Zur Finanzierung der geplanten Gesamtkosten in Höhe von 422.580 Euro stehen 250.946 Euro im Haushalt 2017 zur Verfügung. Im Haushaltsplan 2017 sind für das Folgejahr 2018 weitere 132.000 Euro vorgesehen. Weil der Erweiterungsbau aber deutlich früher fertiggestellt wird als geplant und wohl noch im Dezember 2017 in Betrieb genommen wird, müssen noch in diesem Jahr die gesamten finanziellen Mittel zur Verfügung gestellt werden. Die überplanmäßige Auszahlung in Höhe von rund 170.000 Euro soll durch Mittelübertragungen aus den Investitionsmaßnahmen Deckensanierung Bergstraße (100.000 Euro) und Deckensanierung Beecker Straße (70.000 Euro) bereitgestellt werden. Dazu erklärt die Verwaltung, dass die Baumaßnahme Bergstraße deutlich günstiger wird als geplant und noch in diesem Jahr umgesetzt werde. Die Arbeiten auf der Beecker Straße sollen verschoben und nicht mehr in diesem Jahr vorgenommen werden. Der Haupt- und Finanzausschuss stimmte dieser Vorgehensweise einstimmig zu.
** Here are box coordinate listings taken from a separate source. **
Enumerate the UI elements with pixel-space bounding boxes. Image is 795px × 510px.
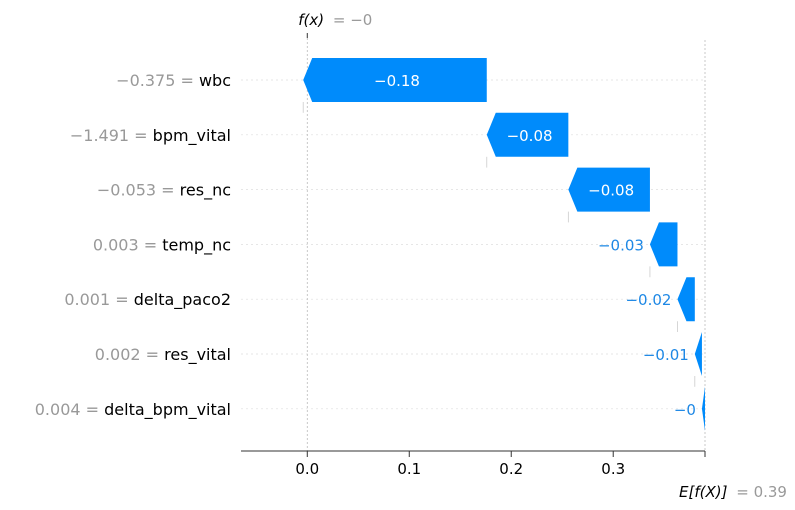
feature-label: −0.053 = res_nc [97, 181, 231, 201]
x-tick-label: 0.2 [499, 460, 523, 478]
feature-name: res_nc [180, 181, 231, 201]
feature-label: −0.375 = wbc [116, 71, 231, 90]
fx-label-value: = −0 [333, 11, 372, 29]
bar-value-label: −0.08 [588, 182, 634, 200]
bar-value-label: −0 [674, 401, 696, 419]
feature-name: delta_paco2 [134, 290, 231, 310]
x-tick-label: 0.0 [295, 460, 319, 478]
bars: −0.18 −0.08 −0.08 −0.03 −0.02 −0.01 −0 [302, 58, 705, 431]
feature-label: −1.491 = bpm_vital [70, 126, 231, 146]
bar-bpm_vital [486, 112, 569, 157]
bar-value-label: −0.08 [507, 127, 553, 145]
bar-wbc [303, 58, 487, 102]
feature-name: bpm_vital [153, 126, 231, 146]
bar-value-label: −0.18 [374, 72, 420, 90]
fx-label-prefix: f(x) [298, 11, 324, 29]
feature-value: 0.003 = [93, 235, 162, 254]
base-label-value: = 0.39 [736, 483, 787, 501]
bar-delta_bpm_vital [701, 386, 705, 431]
bar-temp_nc [649, 222, 678, 267]
base-label-prefix: E[f(X)] [679, 483, 728, 501]
feature-label: 0.004 = delta_bpm_vital [35, 400, 231, 420]
feature-name: temp_nc [162, 235, 231, 255]
feature-name: res_vital [164, 345, 231, 365]
fx-label: f(x) = −0 [298, 11, 372, 29]
feature-value: 0.001 = [64, 290, 133, 309]
x-tick-label: 0.3 [601, 460, 625, 478]
bar-value-label: −0.01 [643, 346, 689, 364]
bar-delta_paco2 [677, 277, 695, 322]
bar-value-label: −0.02 [625, 291, 671, 309]
bar-res_nc [568, 167, 650, 212]
feature-name: wbc [199, 71, 231, 90]
bar-value-label: −0.03 [598, 236, 644, 254]
feature-value: −1.491 = [70, 126, 153, 145]
feature-value: −0.053 = [97, 181, 180, 200]
feature-label: 0.002 = res_vital [95, 345, 231, 365]
x-ticks: 0.0 0.1 0.2 0.3 [295, 451, 625, 478]
feature-value: −0.375 = [116, 71, 199, 90]
feature-labels: −0.375 = wbc −1.491 = bpm_vital −0.053 = r… [35, 71, 231, 420]
feature-value: 0.004 = [35, 400, 104, 419]
feature-name: delta_bpm_vital [104, 400, 231, 420]
feature-value: 0.002 = [95, 345, 164, 364]
feature-label: 0.003 = temp_nc [93, 235, 231, 255]
x-tick-label: 0.1 [397, 460, 421, 478]
base-value-label: E[f(X)] = 0.39 [679, 483, 787, 501]
bar-res_vital [694, 332, 702, 376]
feature-label: 0.001 = delta_paco2 [64, 290, 231, 310]
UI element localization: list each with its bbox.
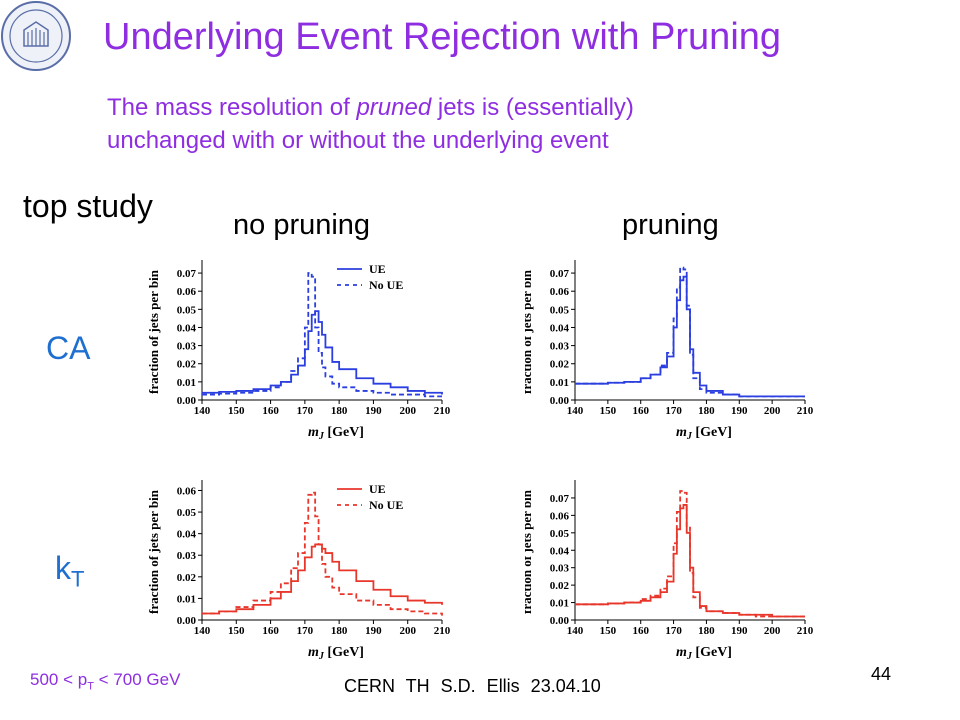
y-tick-label: 0.07 [177,268,197,280]
x-tick-label: 180 [331,625,348,637]
y-tick-label: 0.01 [550,598,569,610]
x-tick-label: 180 [698,405,715,417]
x-tick-label: 160 [632,405,649,417]
x-tick-label: 160 [262,405,279,417]
x-tick-label: 170 [297,625,314,637]
subtitle-line-2: unchanged with or without the underlying… [107,127,609,154]
y-tick-label: 0.01 [177,377,196,389]
y-tick-label: 0.03 [177,550,197,562]
x-tick-label: 210 [434,625,451,637]
y-axis-label: fraction of jets per bin [525,269,534,394]
y-tick-label: 0.05 [550,304,570,316]
x-tick-label: 200 [399,405,416,417]
legend-entry: UE [369,262,386,276]
x-axis-label: mJ [GeV] [308,425,364,442]
y-axis-label: fraction of jets per bin [525,489,534,614]
x-tick-label: 140 [567,405,584,417]
slide-subtitle: The mass resolution of pruned jets is (e… [107,91,634,157]
legend-entry: No UE [369,498,403,512]
y-tick-label: 0.00 [550,395,570,407]
y-tick-label: 0.06 [177,485,197,497]
y-tick-label: 0.03 [550,563,570,575]
plot-kt-pruning: 140 150 160 170 180 190 200 210 0.00 0.01 0.02 0.03… [525,480,814,662]
x-tick-label: 200 [764,625,781,637]
x-tick-label: 150 [228,405,245,417]
plot-ca-no-pruning: 140 150 160 170 180 190 200 210 0.00 0.01 0.02 0.03… [146,260,451,442]
x-tick-label: 190 [365,625,382,637]
x-axis-label: mJ [GeV] [676,645,732,662]
y-tick-label: 0.07 [550,268,570,280]
y-tick-label: 0.04 [177,322,197,334]
pt-range-note: 500 < pT < 700 GeV [30,670,181,693]
x-axis-label: mJ [GeV] [308,645,364,662]
column-heading-pruning: pruning [622,209,719,241]
series-line-no-ue [202,272,442,398]
y-tick-label: 0.03 [177,341,197,353]
series-line-ue [575,275,805,398]
plot-ca-pruning: 140 150 160 170 180 190 200 210 0.00 0.01 0.02 0.03… [525,260,814,442]
y-tick-label: 0.06 [550,286,570,298]
y-tick-label: 0.07 [550,493,570,505]
y-tick-label: 0.05 [177,304,197,316]
y-tick-label: 0.00 [550,615,570,627]
y-tick-label: 0.05 [550,528,570,540]
column-heading-no-pruning: no pruning [233,209,371,241]
y-tick-label: 0.03 [550,341,570,353]
row-label-kt: kT [55,550,85,592]
x-tick-label: 170 [297,405,314,417]
x-tick-label: 200 [399,625,416,637]
plot-kt-no-pruning: 140 150 160 170 180 190 200 210 0.00 0.01 0.02 0.03… [146,480,451,662]
y-tick-label: 0.00 [177,395,197,407]
x-tick-label: 170 [665,625,682,637]
legend-entry: No UE [369,278,403,292]
page-number: 44 [871,664,892,684]
x-tick-label: 150 [228,625,245,637]
series-line-no-ue [575,490,805,618]
y-tick-label: 0.02 [550,359,570,371]
x-tick-label: 190 [731,625,748,637]
x-tick-label: 200 [764,405,781,417]
y-tick-label: 0.05 [177,507,197,519]
y-tick-label: 0.06 [177,286,197,298]
series-line-no-ue [202,491,443,616]
x-tick-label: 190 [365,405,382,417]
x-tick-label: 140 [567,625,584,637]
y-tick-label: 0.04 [550,545,570,557]
x-tick-label: 140 [194,625,211,637]
x-tick-label: 180 [331,405,348,417]
x-tick-label: 210 [434,405,451,417]
x-tick-label: 150 [600,625,617,637]
y-tick-label: 0.02 [550,580,570,592]
study-label: top study [23,188,153,224]
x-axis-label: mJ [GeV] [676,425,732,442]
x-tick-label: 150 [600,405,617,417]
y-tick-label: 0.04 [177,529,197,541]
y-tick-label: 0.01 [177,593,196,605]
y-tick-label: 0.01 [550,377,569,389]
legend-entry: UE [369,482,386,496]
x-tick-label: 160 [262,625,279,637]
y-tick-label: 0.00 [177,615,197,627]
slide-title: Underlying Event Rejection with Pruning [103,16,782,58]
y-tick-label: 0.02 [177,359,197,371]
row-label-ca: CA [46,330,91,366]
y-tick-label: 0.06 [550,510,570,522]
x-tick-label: 140 [194,405,211,417]
y-tick-label: 0.04 [550,322,570,334]
x-tick-label: 160 [632,625,649,637]
x-tick-label: 210 [797,405,814,417]
x-tick-label: 180 [698,625,715,637]
y-tick-label: 0.02 [177,572,197,584]
series-line-ue [202,543,443,615]
x-tick-label: 170 [665,405,682,417]
x-tick-label: 210 [797,625,814,637]
y-axis-label: fraction of jets per bin [146,269,161,394]
y-axis-label: fraction of jets per bin [146,489,161,614]
footer-credit: CERN TH S.D. Ellis 23.04.10 [344,676,601,696]
university-seal-logo [1,1,71,71]
x-tick-label: 190 [731,405,748,417]
subtitle-line-1: The mass resolution of pruned jets is (e… [107,94,634,121]
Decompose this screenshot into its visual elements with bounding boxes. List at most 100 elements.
Trotz der Mehrkosten in Höhe von knapp 100.000 Euro hat der Ausschuss mehrheitlich weitere Ausführungen im Wert von 13.362 Euro beschlossen, die als sinnvoll erachtet werden, auch wenn sie baulich nicht zwingend erforderlich sind. Dazu zählen ein Vordach am neuen Eingang des Gerätehauses (4165 Euro), elektronische Zylinder an der Eingangstür (1672 Euro), ein Parkplatz mit Pflasterbelag anstelle einer Wegedecke (3000 Euro) und besonders ausgestattete Feuerwehrschränke (4525 Euro).